Sarah Hall, twice a Man Booker nominee, has just published a new book of short stories, Madame Zero. Some of the stories have an erotic undertow and Hall has expanded on the subject in a fascinating piece giving six rules aspiring writers of erotic fiction should follow. 1) Choose your language carefully and avoid cliché. 2) Beware metaphors – 'breasts like melons' is a no-no. 3) Make sure the scene serves the story and is not there simply to grab attention. 4) 'Watch out for those poetic flower bombs, but have licence to be artistic.' 5) Don't be afraid not to write about it. 6) Read other writers who write about sex well. In short, reckons Hall, sex on the page can be as fraught with difficulties and potential embarrassments as the real thing. 'Words are the activators or the assassins of a reader’s imagination – erotic or otherwise,' she says. 'In an attempt to describe a meaningful human interaction, linguistic over-enthusiasm might ruin a piece of text. I wonder how many sexual occasions have really been worthy of a Shakespearean sonnet? Let’s be honest.'


A reflection of modern academia or of the importance of the Man Booker International Prize? One of the papers presented at a conference at Ewha Womans University in Seoul, South Korea, was a forensic examination of how faithful the translator Deborah Smith had been to the original text of Han Kang's 2016 MBI-winning The Vegetarian. Apparently 10.9 per cent of the first part of the novel was mistranslated while another 5.7 per cent of the original text was omitted. But does this actually matter? A carefully-argued study of the Korean reaction to the Smith-Han collaboration argues that in some instances the translation actually intensifies the effect of the original and makes Han’s narrative 'stronger and more complex . . . and hence, more provocative to read'. What's more, the writer notes, 'It would serve us well to remember that 'unfaithfulness to the original' doesn’t necessarily mean betrayal, as if the translator carried out wilful acts of mistranslation.' Absolute fidelity to a text remains a knotty subject but “ultimately, Smith carried out perhaps the most important task of all: she successfully introduced a work of literature to people who might otherwise never have had a chance to read it. In that regard, Smith was faithful to the end.”

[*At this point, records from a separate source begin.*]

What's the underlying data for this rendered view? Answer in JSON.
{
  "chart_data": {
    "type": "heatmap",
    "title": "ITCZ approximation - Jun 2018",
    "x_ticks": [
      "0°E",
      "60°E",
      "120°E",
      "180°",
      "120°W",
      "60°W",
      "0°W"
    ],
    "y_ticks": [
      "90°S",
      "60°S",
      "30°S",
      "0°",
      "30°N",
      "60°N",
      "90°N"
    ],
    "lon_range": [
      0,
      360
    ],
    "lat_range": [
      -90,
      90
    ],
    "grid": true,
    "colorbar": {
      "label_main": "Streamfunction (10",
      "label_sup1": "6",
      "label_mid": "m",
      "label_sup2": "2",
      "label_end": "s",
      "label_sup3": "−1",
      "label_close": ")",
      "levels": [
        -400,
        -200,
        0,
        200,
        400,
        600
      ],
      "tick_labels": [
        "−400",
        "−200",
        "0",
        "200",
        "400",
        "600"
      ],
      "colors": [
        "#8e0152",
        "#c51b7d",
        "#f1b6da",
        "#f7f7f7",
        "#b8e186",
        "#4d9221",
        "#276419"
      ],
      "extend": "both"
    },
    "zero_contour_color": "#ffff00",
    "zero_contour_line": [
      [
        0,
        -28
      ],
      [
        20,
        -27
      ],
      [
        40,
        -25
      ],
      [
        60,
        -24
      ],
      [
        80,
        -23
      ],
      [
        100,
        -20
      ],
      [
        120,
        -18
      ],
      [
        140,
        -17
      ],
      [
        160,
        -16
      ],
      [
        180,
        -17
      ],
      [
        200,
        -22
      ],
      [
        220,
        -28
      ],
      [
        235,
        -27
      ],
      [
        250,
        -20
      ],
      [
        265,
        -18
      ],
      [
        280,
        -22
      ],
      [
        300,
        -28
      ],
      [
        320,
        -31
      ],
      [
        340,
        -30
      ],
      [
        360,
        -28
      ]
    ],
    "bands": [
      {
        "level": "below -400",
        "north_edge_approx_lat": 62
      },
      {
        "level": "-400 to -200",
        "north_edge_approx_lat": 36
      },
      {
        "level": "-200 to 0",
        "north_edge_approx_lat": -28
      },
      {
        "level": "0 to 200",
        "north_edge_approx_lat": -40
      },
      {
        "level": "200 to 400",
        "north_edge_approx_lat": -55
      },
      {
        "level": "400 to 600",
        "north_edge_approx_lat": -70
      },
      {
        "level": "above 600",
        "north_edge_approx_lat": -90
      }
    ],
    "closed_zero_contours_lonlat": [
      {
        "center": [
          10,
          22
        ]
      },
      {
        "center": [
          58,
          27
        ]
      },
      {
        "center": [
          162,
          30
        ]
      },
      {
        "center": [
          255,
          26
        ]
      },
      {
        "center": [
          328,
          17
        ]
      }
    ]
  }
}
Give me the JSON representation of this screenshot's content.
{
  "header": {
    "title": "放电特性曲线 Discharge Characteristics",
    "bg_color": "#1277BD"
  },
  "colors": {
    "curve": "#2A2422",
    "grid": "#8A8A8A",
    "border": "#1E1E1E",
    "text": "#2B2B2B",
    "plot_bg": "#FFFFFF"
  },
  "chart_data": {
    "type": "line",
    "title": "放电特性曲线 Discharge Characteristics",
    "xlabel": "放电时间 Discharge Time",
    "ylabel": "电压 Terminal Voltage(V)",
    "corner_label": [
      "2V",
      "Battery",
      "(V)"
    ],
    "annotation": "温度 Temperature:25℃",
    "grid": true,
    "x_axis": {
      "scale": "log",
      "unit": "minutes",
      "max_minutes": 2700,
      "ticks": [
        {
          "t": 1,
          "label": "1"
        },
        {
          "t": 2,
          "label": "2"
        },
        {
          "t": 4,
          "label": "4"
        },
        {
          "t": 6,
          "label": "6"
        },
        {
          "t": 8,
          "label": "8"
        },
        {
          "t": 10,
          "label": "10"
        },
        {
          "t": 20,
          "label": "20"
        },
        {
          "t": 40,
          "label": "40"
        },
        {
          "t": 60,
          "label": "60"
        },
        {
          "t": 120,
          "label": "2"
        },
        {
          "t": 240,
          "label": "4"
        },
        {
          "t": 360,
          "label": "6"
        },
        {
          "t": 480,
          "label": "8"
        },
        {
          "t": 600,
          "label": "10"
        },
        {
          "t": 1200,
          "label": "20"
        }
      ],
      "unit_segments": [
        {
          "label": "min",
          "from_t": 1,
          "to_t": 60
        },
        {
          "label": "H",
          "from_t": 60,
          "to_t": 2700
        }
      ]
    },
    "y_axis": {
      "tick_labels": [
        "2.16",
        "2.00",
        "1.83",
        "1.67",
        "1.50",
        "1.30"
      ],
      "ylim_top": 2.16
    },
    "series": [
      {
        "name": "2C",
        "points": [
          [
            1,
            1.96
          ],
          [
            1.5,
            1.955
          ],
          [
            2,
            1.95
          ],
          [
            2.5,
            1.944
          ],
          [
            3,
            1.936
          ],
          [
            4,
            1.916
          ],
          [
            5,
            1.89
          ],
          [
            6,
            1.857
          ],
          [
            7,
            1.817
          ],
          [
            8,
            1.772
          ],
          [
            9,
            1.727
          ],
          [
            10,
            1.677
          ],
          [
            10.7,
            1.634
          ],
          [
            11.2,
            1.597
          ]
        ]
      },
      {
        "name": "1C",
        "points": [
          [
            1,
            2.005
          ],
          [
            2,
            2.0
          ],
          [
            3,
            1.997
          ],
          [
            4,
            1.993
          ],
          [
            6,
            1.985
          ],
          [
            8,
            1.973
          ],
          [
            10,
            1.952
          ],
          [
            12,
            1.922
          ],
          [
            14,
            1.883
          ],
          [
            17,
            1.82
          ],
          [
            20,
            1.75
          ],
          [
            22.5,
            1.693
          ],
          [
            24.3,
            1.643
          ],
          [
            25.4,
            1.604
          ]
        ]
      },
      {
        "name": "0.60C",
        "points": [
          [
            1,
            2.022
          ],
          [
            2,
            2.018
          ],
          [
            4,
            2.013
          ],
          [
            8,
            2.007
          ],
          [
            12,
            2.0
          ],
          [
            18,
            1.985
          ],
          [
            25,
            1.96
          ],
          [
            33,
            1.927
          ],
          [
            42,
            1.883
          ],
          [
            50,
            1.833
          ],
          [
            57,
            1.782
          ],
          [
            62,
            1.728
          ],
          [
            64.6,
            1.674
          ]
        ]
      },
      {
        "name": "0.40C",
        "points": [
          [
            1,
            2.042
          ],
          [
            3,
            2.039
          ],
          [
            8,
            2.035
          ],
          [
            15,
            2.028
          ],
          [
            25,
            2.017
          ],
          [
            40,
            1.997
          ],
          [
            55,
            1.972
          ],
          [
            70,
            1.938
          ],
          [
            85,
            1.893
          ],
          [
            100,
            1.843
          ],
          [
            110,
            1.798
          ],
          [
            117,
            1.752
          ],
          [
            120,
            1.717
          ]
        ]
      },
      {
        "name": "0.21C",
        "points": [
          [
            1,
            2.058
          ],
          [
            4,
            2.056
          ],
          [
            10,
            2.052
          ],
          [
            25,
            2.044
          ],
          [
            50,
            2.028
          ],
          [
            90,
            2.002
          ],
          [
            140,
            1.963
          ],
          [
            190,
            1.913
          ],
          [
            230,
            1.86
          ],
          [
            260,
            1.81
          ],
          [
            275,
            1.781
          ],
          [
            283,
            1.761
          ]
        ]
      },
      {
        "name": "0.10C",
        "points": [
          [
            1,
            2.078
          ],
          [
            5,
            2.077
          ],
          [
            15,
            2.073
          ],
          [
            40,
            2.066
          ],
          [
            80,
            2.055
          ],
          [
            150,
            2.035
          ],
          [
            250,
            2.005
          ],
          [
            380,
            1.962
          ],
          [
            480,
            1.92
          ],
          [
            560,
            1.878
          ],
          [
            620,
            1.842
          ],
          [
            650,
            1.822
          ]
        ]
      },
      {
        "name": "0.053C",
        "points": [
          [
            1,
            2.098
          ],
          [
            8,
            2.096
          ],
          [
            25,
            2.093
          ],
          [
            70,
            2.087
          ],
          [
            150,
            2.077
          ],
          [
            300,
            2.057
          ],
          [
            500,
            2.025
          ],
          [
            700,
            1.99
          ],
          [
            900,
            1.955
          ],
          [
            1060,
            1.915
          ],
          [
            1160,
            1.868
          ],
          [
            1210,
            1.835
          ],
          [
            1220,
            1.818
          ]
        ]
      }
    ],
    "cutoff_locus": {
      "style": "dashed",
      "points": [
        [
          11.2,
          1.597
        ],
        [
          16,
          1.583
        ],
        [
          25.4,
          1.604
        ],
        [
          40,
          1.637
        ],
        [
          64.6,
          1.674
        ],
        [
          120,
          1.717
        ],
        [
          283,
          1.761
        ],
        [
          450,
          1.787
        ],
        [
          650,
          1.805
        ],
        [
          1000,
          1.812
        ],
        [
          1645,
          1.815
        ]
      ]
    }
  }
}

If you thought Anne Enright's 2007 Man Booker win with The Gathering was a personal victory then think again. According to one website totting up Ireland's cultural highlights of the past 40 years it was about far more than one writer. 'Over the past 40 years, women writers in Ireland have gradually worked their way to the forefront. The culmination of what had been a long, slow battle for equality of opportunity came when Anne Enright stepped up to win the Man Booker Prize,' it noted. “Enright’s reputation has continued to grow. So has the recognition being accorded to Irish women writers, with a new generation including Lisa McInerney, Sara Baume, Eimear McBride and Sally Rooney confirming that women really are doing it for themselves.” It is now a decade since Enright's win and it is fascinating to see how one distinct cultural episode has has broadened and deepened in popular perception.